Thanks, that was very helpful.
WireGuard as new modern VPN software – that is basically why.
Yes, It would be cool to be like our own dn42, and people to choose software to connect, but I do not want to maintain it on weekly level. I was thinking of 5+ spaces, probably later some in neighbouring countries.

Physical connection simply not possible to be final solution. For start inside city there are couple of locations but air distance is couple of miles. And then there is idea to connect with hackerspaces/makerspaces from other cities in my country, and maybe neighbouring countries.
I think of it more like A,B and C simultaneously communicating to each other.

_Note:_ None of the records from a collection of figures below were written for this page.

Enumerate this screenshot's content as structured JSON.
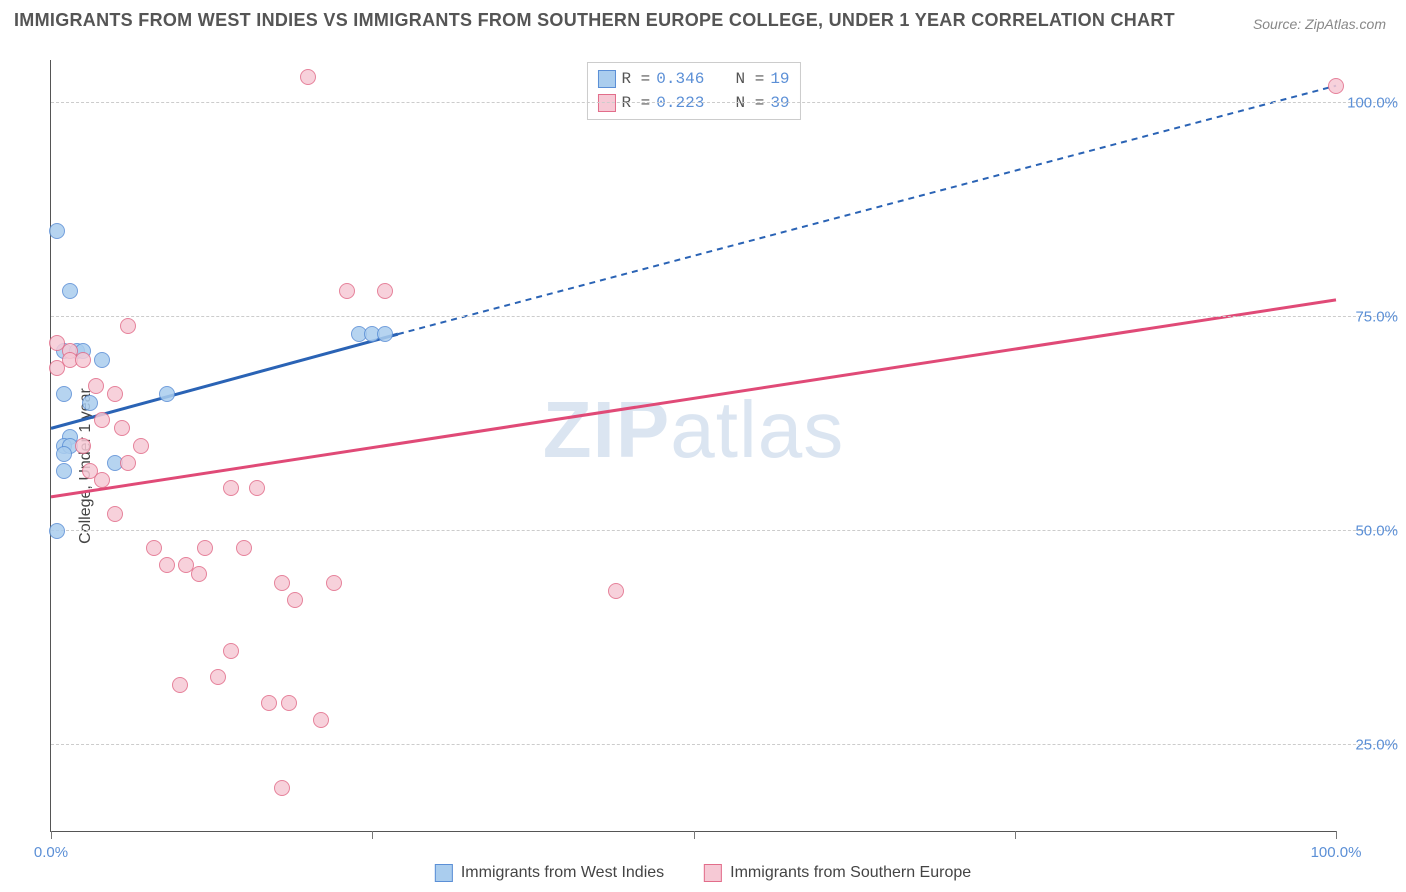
{
  "title": "IMMIGRANTS FROM WEST INDIES VS IMMIGRANTS FROM SOUTHERN EUROPE COLLEGE, UNDER 1 YEAR CORRELATION CHART",
  "source": "Source: ZipAtlas.com",
  "ylabel": "College, Under 1 year",
  "watermark_a": "ZIP",
  "watermark_b": "atlas",
  "chart": {
    "type": "scatter",
    "xlim": [
      0,
      100
    ],
    "ylim": [
      15,
      105
    ],
    "ytick_labels": [
      "25.0%",
      "50.0%",
      "75.0%",
      "100.0%"
    ],
    "ytick_values": [
      25,
      50,
      75,
      100
    ],
    "xtick_values": [
      0,
      25,
      50,
      75,
      100
    ],
    "xaxis_labels": [
      {
        "x": 0,
        "text": "0.0%"
      },
      {
        "x": 100,
        "text": "100.0%"
      }
    ],
    "grid_color": "#cccccc",
    "background_color": "#ffffff",
    "marker_radius": 8,
    "series": [
      {
        "name": "Immigrants from West Indies",
        "color_fill": "#aacdee",
        "color_stroke": "#5b8fd6",
        "R": "0.346",
        "N": "19",
        "trend": {
          "x1": 0,
          "y1": 62,
          "x2": 27,
          "y2": 73,
          "color": "#2a63b5",
          "width": 3
        },
        "trend_dash": {
          "x1": 27,
          "y1": 73,
          "x2": 100,
          "y2": 102,
          "color": "#2a63b5",
          "width": 2,
          "dash": "6,5"
        },
        "points": [
          {
            "x": 0.5,
            "y": 85
          },
          {
            "x": 1.5,
            "y": 78
          },
          {
            "x": 1.0,
            "y": 71
          },
          {
            "x": 2.0,
            "y": 71
          },
          {
            "x": 2.5,
            "y": 71
          },
          {
            "x": 4.0,
            "y": 70
          },
          {
            "x": 1.0,
            "y": 66
          },
          {
            "x": 3.0,
            "y": 65
          },
          {
            "x": 1.5,
            "y": 61
          },
          {
            "x": 1.0,
            "y": 60
          },
          {
            "x": 1.5,
            "y": 60
          },
          {
            "x": 1.0,
            "y": 59
          },
          {
            "x": 5.0,
            "y": 58
          },
          {
            "x": 9.0,
            "y": 66
          },
          {
            "x": 1.0,
            "y": 57
          },
          {
            "x": 0.5,
            "y": 50
          },
          {
            "x": 24.0,
            "y": 73
          },
          {
            "x": 25.0,
            "y": 73
          },
          {
            "x": 26.0,
            "y": 73
          }
        ]
      },
      {
        "name": "Immigrants from Southern Europe",
        "color_fill": "#f6c9d5",
        "color_stroke": "#e26d8a",
        "R": "0.223",
        "N": "39",
        "trend": {
          "x1": 0,
          "y1": 54,
          "x2": 100,
          "y2": 77,
          "color": "#e04a77",
          "width": 3
        },
        "points": [
          {
            "x": 20.0,
            "y": 103
          },
          {
            "x": 100.0,
            "y": 102
          },
          {
            "x": 23.0,
            "y": 78
          },
          {
            "x": 26.0,
            "y": 78
          },
          {
            "x": 6.0,
            "y": 74
          },
          {
            "x": 0.5,
            "y": 72
          },
          {
            "x": 1.5,
            "y": 71
          },
          {
            "x": 1.5,
            "y": 70
          },
          {
            "x": 2.5,
            "y": 70
          },
          {
            "x": 0.5,
            "y": 69
          },
          {
            "x": 3.5,
            "y": 67
          },
          {
            "x": 5.0,
            "y": 66
          },
          {
            "x": 4.0,
            "y": 63
          },
          {
            "x": 5.5,
            "y": 62
          },
          {
            "x": 2.5,
            "y": 60
          },
          {
            "x": 7.0,
            "y": 60
          },
          {
            "x": 6.0,
            "y": 58
          },
          {
            "x": 3.0,
            "y": 57
          },
          {
            "x": 4.0,
            "y": 56
          },
          {
            "x": 14.0,
            "y": 55
          },
          {
            "x": 16.0,
            "y": 55
          },
          {
            "x": 5.0,
            "y": 52
          },
          {
            "x": 8.0,
            "y": 48
          },
          {
            "x": 12.0,
            "y": 48
          },
          {
            "x": 15.0,
            "y": 48
          },
          {
            "x": 9.0,
            "y": 46
          },
          {
            "x": 10.5,
            "y": 46
          },
          {
            "x": 11.5,
            "y": 45
          },
          {
            "x": 18.0,
            "y": 44
          },
          {
            "x": 22.0,
            "y": 44
          },
          {
            "x": 44.0,
            "y": 43
          },
          {
            "x": 19.0,
            "y": 42
          },
          {
            "x": 14.0,
            "y": 36
          },
          {
            "x": 10.0,
            "y": 32
          },
          {
            "x": 13.0,
            "y": 33
          },
          {
            "x": 17.0,
            "y": 30
          },
          {
            "x": 18.5,
            "y": 30
          },
          {
            "x": 21.0,
            "y": 28
          },
          {
            "x": 18.0,
            "y": 20
          }
        ]
      }
    ]
  },
  "legend_bottom": [
    {
      "swatch_fill": "#aacdee",
      "swatch_stroke": "#5b8fd6",
      "label": "Immigrants from West Indies"
    },
    {
      "swatch_fill": "#f6c9d5",
      "swatch_stroke": "#e26d8a",
      "label": "Immigrants from Southern Europe"
    }
  ]
}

Thanks, I herd of LibreSwan while ago, didn’t remember it while thinking of this idea tough. Yes, network discovery could be challenging, but if every node new all the rest, and could simply gossip that to any new connected, or something like that, so new nodes joining network need to know any existing node, and immediately become friends to everyone already inside.
I don’t know this actually :slight_smile:

Thanks. Tried it year ago. It is nice indeed.

It might be worth it to just start with wireguard for now and force everyone to use it. Maintaining bgp on top of several vpn suites would drive me insane.

Keep in mind that wireguard seems to be the easiest to use software by far from the perspective of all the VPN software I’ve seen, but setup can be a bitch when it comes to hosting on VPS providers because of the kernel-space stuff wireguard does. Wireguard does however look to be easy to configure after that. It looks like it also handles its own routing, so in theory you could peer to several nodes from one node and it works out the routing for you, but I haven’t seen config examples for that specifically. It might be worthwhile to test with 3 nodes, connecting a to b to c and try to communicate from a to c and then add peerings with multiple nodes in each config file and through a random node offline to see if it self-heals.

After that, you’d probably be fine to start running your own network services like DNS and really build things out.

EDIT: From some anecdata, it looks like it doesn’t do adhoc meshing like tinc or openvpn or failover, so it probably is just a lot of one-to-one tunnels.

Yes. You’ve got it. You just need some endpoints to actually send and receive those gossip messages and perform the configuration. Most likely that’s something to develop rather than find whole-cloth, but it should be fairly simple.